Background: Majority of hemorrhagic transformation (HTf) occurs within 24 hours after IV or IA treatment, and earlier antithrombotics may be useful in preventing early reocclusions or ischemic neurologic deteriorations. However, the safety of early antithrombotics ≤24-hour after recanalization treatment is not sufficiently evaluated. Methods: From a total of 6777 stroke cases who admitted to Seoul National University Bundang Hospital between July 2007 and March 2015, the authors collected eligible cases with the following inclusion criteria; (1) Lesion-documented ischemic strokes (N=5451); (2) received recanalization treatments (N=792).
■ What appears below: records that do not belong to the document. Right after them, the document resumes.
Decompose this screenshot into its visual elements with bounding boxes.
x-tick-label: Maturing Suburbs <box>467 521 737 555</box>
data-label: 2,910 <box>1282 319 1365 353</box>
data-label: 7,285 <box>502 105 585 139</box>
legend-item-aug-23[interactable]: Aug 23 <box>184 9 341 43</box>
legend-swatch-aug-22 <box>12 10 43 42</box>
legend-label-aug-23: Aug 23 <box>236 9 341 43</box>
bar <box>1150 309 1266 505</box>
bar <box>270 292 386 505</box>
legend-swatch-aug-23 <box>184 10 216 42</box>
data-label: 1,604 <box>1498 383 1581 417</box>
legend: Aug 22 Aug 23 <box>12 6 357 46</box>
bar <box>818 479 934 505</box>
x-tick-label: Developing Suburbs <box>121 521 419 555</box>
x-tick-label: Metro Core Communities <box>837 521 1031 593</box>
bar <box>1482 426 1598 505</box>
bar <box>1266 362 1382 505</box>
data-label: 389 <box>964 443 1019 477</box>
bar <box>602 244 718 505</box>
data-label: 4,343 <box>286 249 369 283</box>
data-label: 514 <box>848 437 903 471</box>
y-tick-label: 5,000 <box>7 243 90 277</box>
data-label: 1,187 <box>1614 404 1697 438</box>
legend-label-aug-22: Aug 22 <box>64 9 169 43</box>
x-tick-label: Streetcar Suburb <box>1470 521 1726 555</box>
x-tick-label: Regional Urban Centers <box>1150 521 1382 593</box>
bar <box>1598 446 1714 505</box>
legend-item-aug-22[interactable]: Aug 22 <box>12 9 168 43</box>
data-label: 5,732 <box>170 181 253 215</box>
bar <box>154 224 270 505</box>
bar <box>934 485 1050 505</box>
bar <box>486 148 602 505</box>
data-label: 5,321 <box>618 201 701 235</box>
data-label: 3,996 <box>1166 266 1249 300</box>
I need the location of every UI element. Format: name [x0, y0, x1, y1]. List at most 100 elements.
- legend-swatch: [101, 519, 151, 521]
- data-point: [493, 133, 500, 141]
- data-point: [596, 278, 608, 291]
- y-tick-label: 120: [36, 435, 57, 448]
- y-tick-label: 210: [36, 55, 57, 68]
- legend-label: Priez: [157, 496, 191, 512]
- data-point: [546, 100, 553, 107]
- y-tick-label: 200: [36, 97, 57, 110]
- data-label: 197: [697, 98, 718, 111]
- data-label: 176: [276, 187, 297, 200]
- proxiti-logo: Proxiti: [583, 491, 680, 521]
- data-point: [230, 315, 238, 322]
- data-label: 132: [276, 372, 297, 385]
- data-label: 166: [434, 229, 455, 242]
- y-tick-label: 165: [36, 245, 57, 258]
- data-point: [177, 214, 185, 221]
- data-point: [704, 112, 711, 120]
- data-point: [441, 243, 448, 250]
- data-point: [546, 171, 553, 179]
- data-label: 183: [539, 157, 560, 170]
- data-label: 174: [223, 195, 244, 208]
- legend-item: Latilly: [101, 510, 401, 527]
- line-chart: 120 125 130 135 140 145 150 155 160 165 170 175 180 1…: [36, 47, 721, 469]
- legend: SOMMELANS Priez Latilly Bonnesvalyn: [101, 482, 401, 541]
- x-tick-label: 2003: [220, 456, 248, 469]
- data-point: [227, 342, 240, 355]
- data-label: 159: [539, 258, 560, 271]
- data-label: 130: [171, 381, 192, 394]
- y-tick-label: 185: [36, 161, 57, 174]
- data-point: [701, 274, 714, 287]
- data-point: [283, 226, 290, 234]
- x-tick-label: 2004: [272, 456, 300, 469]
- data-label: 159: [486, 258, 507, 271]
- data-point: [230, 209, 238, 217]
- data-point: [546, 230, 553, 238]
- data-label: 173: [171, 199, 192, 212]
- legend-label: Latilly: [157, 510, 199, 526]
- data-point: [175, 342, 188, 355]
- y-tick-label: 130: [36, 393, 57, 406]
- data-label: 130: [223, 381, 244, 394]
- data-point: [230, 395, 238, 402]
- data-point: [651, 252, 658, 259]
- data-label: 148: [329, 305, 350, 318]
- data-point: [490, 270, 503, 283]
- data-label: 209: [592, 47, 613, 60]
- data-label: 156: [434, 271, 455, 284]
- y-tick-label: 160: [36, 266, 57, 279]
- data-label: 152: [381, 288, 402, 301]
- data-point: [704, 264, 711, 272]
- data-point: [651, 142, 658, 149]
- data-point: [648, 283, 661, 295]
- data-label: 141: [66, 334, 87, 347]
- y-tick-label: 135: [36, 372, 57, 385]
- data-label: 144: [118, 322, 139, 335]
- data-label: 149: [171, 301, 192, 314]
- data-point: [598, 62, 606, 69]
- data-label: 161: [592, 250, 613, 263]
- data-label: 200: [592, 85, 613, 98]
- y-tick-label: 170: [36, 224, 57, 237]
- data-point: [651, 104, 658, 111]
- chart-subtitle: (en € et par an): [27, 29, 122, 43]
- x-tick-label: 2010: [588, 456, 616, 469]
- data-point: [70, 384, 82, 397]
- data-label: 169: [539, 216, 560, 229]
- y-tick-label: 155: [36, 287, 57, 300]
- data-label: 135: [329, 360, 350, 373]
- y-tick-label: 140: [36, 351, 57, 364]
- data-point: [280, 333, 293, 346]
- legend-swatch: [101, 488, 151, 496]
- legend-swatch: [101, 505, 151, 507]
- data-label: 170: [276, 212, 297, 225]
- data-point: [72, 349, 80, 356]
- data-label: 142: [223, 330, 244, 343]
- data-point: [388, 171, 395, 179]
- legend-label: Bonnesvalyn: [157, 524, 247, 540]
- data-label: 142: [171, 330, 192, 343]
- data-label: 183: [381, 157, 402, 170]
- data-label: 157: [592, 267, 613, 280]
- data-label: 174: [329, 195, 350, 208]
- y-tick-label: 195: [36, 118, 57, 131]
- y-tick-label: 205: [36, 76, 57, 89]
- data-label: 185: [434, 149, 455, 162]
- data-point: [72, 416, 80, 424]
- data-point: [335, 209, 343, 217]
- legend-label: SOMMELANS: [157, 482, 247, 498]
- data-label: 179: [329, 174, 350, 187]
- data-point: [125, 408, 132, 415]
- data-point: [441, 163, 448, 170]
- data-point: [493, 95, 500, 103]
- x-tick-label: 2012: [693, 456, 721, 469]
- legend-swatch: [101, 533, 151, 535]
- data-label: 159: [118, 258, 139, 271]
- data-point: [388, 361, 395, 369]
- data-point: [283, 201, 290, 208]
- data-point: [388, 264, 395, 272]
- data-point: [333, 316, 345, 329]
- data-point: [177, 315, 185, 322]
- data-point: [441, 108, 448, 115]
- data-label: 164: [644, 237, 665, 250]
We excluded 72 cases with (1) missing in the time information (N=19), (2) ultraearly bleeding complications (N=41), (3) extremely grave prognosis (N=5), and (4) surgical treatment (N=7). We systemically gathered the exact timing of antithrombotics use from a database of electronic bar-code medication administration system. Results: Of the 720 analyzable cases, male was 57% (n=407), mean age was 68.9 ± 12.8, and median NIHSS score was 12 [7 - 19] point. Recanalization treatment was consisted of 34% (n=243) of IV-only, 32% (=231) of IA-only, and 34% (n=246) of combined IV-IA strategies. Outcomes after stroke was as following; 218 (30%) any HTf, 31 (4%) symptomatic HTf, and 266 (37%) mRS score 0 - 1 at 3 months. In this population, antithrombotics were initiated within 24 hours after recanalization treatment in 64% (n=458) of cases and within 12 hours in 24% (n=170) of patients. Multivariable analyses revealed that early initiation of antithrombotics within 24 hours after recanalization treatment was significantly associated with lower odds of having any HTf (adjusted OR, 0.69; 95% CI, 0.48 - 0.98). Early initiation was not significantly associated with symptomatic HTf (0.71; 0.34 - 1.46) and mRS score 0 - 1 at 3 months after stroke (1.41; 0.97 - 2.06). Conclusions: Earlier initiation of antithrombotics within 24 hours after recanalization treatment may not increase hemorrhagic complications after stroke. Further clinical research is warranted to clarify which subgroup of stroke patients will benefit of earlier antithrombotics.